In this respect, it can be argued that Hitler attempts to realize his fantasies of creating a wholly unified and eugenic order of German nation with the politics of sex, which has been cunningly managed by Nazism. The operation of biopolitics and its relation to race can be observed in Alfonso Cuaron’s Children of Men. The film represents the production of racialized subjects and the materialization of race through “ structuring visibility” of the race as Zahid Chaudhary argues in his article “ Humanity Adrift: Race, Materiality and Allegory in Alfonso Cuaron’s Children of Men”.

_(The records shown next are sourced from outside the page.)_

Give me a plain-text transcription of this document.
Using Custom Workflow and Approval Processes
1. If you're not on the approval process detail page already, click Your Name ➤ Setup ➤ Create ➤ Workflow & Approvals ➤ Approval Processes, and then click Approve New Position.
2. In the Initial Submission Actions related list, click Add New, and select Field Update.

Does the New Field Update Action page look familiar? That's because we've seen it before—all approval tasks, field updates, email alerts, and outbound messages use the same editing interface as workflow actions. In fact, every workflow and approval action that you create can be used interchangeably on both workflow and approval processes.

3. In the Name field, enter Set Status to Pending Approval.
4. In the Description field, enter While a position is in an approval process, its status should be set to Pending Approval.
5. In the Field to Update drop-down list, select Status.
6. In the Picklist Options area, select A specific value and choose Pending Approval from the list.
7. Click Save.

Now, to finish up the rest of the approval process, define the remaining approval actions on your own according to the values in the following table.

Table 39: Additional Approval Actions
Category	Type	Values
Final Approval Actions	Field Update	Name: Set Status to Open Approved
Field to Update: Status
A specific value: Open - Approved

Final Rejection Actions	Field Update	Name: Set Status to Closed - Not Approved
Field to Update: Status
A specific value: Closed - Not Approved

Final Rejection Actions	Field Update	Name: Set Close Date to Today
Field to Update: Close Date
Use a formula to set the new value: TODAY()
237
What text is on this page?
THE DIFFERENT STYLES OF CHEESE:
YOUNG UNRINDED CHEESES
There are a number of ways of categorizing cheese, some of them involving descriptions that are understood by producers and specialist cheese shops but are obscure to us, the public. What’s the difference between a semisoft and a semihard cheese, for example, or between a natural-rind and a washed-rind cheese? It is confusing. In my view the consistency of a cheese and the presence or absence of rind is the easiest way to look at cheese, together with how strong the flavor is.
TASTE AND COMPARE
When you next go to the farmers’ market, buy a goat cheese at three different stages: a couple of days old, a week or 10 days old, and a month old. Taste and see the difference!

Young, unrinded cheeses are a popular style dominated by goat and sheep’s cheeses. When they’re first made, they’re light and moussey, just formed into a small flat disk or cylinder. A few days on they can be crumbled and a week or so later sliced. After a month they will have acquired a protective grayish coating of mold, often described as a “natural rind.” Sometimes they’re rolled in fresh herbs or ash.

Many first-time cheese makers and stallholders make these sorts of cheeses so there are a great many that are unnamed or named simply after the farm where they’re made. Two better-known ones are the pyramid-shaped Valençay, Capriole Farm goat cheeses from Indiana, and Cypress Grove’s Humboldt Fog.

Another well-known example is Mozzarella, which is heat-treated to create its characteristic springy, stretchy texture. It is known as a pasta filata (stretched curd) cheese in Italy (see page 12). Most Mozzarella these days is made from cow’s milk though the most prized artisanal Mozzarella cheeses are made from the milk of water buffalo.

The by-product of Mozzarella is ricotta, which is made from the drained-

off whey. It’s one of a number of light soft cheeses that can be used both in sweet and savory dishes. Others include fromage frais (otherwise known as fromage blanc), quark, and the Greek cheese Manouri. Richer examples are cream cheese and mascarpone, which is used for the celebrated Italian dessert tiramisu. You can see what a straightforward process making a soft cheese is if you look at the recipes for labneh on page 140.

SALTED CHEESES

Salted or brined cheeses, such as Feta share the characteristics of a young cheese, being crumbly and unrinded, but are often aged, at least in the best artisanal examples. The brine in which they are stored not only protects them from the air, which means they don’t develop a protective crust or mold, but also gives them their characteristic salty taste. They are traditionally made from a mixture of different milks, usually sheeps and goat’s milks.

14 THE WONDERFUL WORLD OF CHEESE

Infertility that is the main concept of the film functions as a constituent element of the contemporary biopolitics. In addition to infertility, race, in the film, serves as an inseparable part of the biopolitics in which it gains visibility. The process of structuring visibility in the film is realized through a series of scenes where the background becomes the foreground. The scene where Kee, Theo and Miriam are going to Bexhill refugee camp by bus the camera makes them marginal to the frame as it shifts the focus to the bus windows at the scene of a refugee camp.

The lights are turned off and the camera again focuses on the subjects outside the bus. This scene echoes the iconic image in the Abu Gharib, which means that formerly being the background Abu Gharib becomes the foreground. All the other representations that become the foreground reference a certain history, Chaudhary writes. He asserts that all of these images imply a reality in which the historical referent seems to have disappeared. This is the nihilistic aspect of film’s argumentation as it replaces the authentic meaning with the images.